Absence of histone H2b in nucleosomes containing histone TH2B and interaction of immunoglobulin with nucleosomes

Nucleosomes containing histone TH2B were isolated from chromatin subunits of rat testis nuclei (MN T) by incubating with anti-TH2B immunoglobulin (Ig TH2B) which was covalently attached to agarose gels. Electrophoretic separation of histones of these isolated nucleosomes revealed that histone H2B was completely absent, suggesting that histone TH2B, the variant of H2B, existed in nucleosomes only as TH2B · TH2B and that TH2B · H2B was not likely to exist in chromatin.

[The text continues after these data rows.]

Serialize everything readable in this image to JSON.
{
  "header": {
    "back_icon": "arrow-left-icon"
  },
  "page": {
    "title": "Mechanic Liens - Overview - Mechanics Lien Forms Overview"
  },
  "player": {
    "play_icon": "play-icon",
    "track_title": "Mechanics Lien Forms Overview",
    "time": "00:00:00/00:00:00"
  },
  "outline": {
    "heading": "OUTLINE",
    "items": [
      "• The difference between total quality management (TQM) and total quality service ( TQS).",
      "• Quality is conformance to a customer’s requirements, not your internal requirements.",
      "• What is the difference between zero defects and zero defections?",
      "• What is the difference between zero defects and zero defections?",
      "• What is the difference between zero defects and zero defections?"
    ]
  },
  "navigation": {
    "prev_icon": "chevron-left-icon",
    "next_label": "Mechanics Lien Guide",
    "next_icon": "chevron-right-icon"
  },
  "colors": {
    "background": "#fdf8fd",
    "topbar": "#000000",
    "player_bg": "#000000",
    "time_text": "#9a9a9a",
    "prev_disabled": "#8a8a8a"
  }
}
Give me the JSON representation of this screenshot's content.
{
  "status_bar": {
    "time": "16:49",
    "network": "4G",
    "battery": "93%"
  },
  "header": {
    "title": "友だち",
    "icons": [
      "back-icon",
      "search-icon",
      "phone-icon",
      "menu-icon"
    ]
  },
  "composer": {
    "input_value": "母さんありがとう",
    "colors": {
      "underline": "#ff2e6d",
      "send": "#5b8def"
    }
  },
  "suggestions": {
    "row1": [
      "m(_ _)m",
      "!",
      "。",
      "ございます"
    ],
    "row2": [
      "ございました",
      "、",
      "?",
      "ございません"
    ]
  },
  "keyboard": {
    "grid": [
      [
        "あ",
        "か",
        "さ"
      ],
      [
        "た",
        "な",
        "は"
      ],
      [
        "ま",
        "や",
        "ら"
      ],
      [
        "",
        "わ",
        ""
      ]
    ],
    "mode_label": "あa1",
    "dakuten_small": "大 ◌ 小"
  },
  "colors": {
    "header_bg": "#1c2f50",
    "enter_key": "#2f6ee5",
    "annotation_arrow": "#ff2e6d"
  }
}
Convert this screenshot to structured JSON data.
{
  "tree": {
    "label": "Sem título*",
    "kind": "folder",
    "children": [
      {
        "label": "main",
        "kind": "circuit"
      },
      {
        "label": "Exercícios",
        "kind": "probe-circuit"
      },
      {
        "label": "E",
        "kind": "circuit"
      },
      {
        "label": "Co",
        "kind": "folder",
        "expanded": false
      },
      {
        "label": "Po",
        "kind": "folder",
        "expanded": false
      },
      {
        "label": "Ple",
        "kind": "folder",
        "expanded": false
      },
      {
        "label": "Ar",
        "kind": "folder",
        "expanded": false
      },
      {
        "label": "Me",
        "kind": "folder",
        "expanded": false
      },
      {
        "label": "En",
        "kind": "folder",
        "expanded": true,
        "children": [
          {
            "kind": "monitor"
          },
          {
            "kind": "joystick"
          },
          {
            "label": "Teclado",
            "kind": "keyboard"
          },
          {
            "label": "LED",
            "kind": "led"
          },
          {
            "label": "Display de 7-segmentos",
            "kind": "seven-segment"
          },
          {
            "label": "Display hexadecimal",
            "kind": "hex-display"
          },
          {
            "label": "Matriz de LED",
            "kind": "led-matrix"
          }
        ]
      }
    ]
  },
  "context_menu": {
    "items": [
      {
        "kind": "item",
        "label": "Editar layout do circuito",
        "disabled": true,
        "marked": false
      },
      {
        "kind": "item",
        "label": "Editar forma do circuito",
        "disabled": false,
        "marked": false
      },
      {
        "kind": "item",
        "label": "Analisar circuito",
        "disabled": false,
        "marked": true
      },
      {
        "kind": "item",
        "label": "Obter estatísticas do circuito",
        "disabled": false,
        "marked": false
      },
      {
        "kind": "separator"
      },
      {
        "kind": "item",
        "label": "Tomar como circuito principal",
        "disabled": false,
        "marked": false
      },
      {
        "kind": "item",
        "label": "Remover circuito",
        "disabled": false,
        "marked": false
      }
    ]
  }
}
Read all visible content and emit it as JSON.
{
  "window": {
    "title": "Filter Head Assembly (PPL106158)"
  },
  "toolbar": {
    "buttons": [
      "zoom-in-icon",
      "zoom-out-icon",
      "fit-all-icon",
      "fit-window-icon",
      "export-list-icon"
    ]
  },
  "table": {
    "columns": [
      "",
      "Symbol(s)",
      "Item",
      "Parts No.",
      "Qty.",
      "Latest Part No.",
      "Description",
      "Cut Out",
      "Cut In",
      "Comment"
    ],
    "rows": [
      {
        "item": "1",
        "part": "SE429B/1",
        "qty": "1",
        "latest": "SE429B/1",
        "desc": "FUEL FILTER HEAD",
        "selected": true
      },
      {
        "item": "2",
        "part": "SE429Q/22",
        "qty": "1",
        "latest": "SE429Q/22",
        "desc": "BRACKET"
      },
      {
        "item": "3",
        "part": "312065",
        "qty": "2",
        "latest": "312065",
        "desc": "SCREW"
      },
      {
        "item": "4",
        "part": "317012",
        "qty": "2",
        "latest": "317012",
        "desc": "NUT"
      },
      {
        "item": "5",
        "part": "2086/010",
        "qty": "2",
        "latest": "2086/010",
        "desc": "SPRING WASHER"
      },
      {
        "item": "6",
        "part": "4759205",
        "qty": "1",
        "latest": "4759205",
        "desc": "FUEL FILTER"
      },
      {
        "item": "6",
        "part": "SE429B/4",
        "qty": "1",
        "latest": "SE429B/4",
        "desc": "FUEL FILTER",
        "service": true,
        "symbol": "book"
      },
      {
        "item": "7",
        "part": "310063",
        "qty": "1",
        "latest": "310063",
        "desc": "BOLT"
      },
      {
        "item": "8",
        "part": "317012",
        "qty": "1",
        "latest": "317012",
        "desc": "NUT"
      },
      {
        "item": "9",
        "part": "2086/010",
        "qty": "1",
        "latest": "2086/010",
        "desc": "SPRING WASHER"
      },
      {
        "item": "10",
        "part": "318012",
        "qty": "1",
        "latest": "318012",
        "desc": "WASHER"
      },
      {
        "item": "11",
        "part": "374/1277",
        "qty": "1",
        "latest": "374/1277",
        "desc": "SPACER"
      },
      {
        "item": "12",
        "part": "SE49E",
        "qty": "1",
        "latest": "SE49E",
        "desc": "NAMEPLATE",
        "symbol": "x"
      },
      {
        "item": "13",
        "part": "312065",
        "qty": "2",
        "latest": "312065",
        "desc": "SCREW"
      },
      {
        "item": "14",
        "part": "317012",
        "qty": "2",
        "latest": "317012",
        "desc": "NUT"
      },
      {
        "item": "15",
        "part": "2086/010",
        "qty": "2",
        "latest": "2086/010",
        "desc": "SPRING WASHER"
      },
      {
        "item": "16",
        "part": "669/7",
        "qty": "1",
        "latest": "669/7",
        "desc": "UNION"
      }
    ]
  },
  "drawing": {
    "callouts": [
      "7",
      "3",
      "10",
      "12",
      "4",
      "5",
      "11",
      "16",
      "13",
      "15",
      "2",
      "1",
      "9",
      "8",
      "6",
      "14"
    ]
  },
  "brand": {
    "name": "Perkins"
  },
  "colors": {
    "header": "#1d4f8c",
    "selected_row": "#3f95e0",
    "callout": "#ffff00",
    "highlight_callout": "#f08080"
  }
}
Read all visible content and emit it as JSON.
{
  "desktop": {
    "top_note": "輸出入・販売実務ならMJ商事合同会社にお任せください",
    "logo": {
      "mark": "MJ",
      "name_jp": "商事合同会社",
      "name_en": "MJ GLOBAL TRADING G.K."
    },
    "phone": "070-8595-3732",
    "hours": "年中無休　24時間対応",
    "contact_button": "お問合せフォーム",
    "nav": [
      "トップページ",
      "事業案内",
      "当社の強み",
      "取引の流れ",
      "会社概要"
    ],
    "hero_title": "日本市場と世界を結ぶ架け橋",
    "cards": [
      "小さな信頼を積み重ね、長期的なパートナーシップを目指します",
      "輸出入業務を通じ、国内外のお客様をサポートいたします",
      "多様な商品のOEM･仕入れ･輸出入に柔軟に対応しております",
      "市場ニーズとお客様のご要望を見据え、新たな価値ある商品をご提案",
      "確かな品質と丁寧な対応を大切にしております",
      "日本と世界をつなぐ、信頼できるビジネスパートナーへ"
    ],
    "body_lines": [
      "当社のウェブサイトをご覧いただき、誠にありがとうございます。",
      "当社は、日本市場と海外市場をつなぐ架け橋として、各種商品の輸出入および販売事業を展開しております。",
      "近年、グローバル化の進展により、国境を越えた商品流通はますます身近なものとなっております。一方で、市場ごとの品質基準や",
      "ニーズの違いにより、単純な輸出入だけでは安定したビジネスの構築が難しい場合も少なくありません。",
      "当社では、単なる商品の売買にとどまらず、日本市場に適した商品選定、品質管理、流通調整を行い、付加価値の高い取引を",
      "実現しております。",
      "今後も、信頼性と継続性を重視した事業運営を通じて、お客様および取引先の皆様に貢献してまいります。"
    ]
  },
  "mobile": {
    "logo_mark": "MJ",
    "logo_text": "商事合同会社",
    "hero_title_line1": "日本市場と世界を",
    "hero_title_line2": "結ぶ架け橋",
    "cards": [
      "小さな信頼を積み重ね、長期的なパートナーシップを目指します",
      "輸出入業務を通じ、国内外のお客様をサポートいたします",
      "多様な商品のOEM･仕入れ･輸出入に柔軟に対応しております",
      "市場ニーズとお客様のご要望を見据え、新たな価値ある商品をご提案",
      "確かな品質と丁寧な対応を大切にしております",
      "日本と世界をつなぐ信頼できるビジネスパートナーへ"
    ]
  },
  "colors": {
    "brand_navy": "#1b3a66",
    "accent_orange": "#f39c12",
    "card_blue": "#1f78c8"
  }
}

Sucrose gradient ultracentrifugation of mixtures of MN T and Ig TH2B revealed that when excess amounts of immunologically active Ig TH2B were present, complexes of higher sedimentation coefficients than MN T · Ig TH2B were formed, but with limited amounts of active Ig TH2B, only MN T · Ig TH2B was formed. When purified Ig TH2B was coated on polystyrene tubes and incubated with MN T, those MN T immobilized by the tube-coated Ig TH2B adsorbed Ig TH2B from diluted antiserum during subsequent incubation. Those results suggested the absence of steric hindrance in the binding of Ig TH2B to MN T · Ig TH2B. When MN T was coated on polystyrene tubes and incubated with DNase and then with dilute anti-TH2B antiserum, it was found that DNase digestion increased the binding of immunoglobulin to the tubes approximately 76%. Interaction of chromatin subunits of rat liver nuclei (MN L) with anti-TH2B antiserum was negligible, but DNase digestion of MN L coated on tubes was followed by considerable interaction with anti-TH2B antiserum. Those results indicated DNase unmasked at least part of the determinants encased by DNA. Anti-H2B immunoglobulin (Ig H2B) interacted with histone H2B and TH2B to the same extent, and interacted significantly to a lesser extent with either MN T or MN L. DNase digestion of MN T and MN L increased binding of Ig H2B approximately 170 and 117%, respectively.